Google Beefs Up Privacy Rules for Chrome Extensions; Researcher Discovers New Loophole to Detect Incognito Mode

Google Beefs Up Privacy Rules for Chrome Extensions; Researcher Discovers New Loophole to Detect Incognito Mode

July 24, 2019 Off By Anindita Ghosh
Google Beefs Up Privacy Rules for Chrome Extensions; Researcher Discovers New Loophole to Detect Incognito Mode

Google has expanded the requirement of posting privacy policies for Chrome extensions

Highlights
  • Chrome extensions will be required to request access to least user data
  • Google has provided guidelines for developers to adopt new changes
  • Incognito Mode flaw has been detected in Storage Quota Management API

Google has updated its User Data Policy to beef up privacy rules for third-party Chrome extensions. The new move comes as a follow-up on the Project Strobe update that the search giant announced back in late May. The Project Strobe is aimed to impose a root-and-branch review of third-party developer access to user data. In a separate development, a security researcher has found a way to detect Incognito Mode without leveraging the FileSystem API loophole that Google is set to fix through Chrome 76 later this month.

As a result of the new changes to the User Data Policy designed for Chrome Web Store, all third-party Chrome extensions will be required “to only request access to the least amount of data”. Google earlier encouraged developers to request access to the least amount of data, but the new change has come into force as a requirement for all extensions.

Google has also expanded the requirement of posting privacy policies for Chrome extensions. Previously, extensions that handle personal and sensitive user data were required to post a privacy policy.

“Now, we’re expanding this category to include extensions that handle user-provided content and personal communications. Of course, extensions must continue to be transparent in how they handle user data, disclosing the collection, use, and sharing of that data,” Alexandre Blondin and Swagateeka Panigrahy of Chrome Product and Policy team noted in the blog post.

The two new changes to the User Data Policy of Chrome Web Store will go into effect starting October 15. Meanwhile, Google has provided guidelines for developers to make their extensions ready for the new change.

“After October 15, 2019, items that violate these updates to the User Data policy will be removed or rejected from the Web Store and will need to become compliant to be reinstated,” the Chrome Product and Policy team members said.

The guidelines ask developers to either inventory the current permissions of their Chrome extensions or switch to alternatives that are “more narrowly scoped.” A list of permissions used and the reasons behind their requirement should be included in the Chrome Web Store listing or within an about page section of the extension. Also, developers are required to request the new permission in the updated version of the extension if they expand the features of their extension or require new permission from end users.

For all extensions that handle “Personal or Sensitive User Data”, including user-provided content and personal communications, the guidelines note that a privacy policy is mandatory.
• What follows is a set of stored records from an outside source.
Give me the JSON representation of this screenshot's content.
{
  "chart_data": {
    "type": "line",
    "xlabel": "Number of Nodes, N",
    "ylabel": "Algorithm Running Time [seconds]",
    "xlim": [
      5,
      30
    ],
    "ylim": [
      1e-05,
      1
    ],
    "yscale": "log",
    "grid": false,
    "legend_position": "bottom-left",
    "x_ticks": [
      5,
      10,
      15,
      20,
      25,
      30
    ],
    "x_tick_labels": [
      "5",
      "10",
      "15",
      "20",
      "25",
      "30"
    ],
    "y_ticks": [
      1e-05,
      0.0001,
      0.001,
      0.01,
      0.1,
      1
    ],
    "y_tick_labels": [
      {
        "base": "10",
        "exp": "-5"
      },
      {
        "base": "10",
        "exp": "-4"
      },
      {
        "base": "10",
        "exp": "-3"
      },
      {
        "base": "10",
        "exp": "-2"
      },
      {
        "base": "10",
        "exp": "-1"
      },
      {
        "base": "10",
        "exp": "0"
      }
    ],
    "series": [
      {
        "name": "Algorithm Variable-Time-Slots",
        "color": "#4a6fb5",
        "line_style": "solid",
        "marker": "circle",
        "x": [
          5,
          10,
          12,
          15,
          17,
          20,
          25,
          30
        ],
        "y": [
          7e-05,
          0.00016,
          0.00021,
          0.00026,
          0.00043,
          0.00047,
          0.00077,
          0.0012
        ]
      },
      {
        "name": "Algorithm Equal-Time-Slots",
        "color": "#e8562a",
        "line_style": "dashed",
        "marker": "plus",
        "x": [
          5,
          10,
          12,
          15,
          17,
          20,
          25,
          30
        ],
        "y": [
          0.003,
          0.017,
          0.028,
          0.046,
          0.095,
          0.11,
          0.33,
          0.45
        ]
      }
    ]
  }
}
Google also asks developers to handle the user data securely, including transmitting it via modern cryptography.

Aside from the changes designed for Chrome extensions, Google is also bolstering the Incognito Mode of its Chrome browser by updating its FileSystem API. The change, which was announced last week, will be a part of Chrome 76 that’s releasing on July 30. But ahead of the formal release, security researcher and PhD student Vikas Mishra claims to have found another loophole that makes the Incognito Mode trackable.

The new loophole has been spotted in the Storage Quota Management API that is designed to let Web apps understand how much temporary storage space they can use on the browser and how much of the allotted space remains available.

The researcher explains that in the regular browsing mode, a Web app can use a maximum of 1GB, which is 50 percent of the total available space available to all Web apps. When switched to the Incognito Mode, the storage allotment reduced to a maximum of 120MB. Now, the researcher says that for getting 120MB of storage quota in non-Incognito Mode, the Web app should be used on a system with a 2.4GB hard drive that is not common nowadays.

It is, thus, safe to presume that developers would be able to track the status of the Incognito Mode on Chrome browser if a Web app reports only having up to 120MB of allocated storage space using the Storage Quota Management API.

However, it is worth mentioning here that developers leveraging the loophole within the Storage Quota Management API would only be able to detect whether a user is on the Incognito Mode or using the regular browsing mode. This means the reported flaw won’t provide any access to user data or browsing patterns.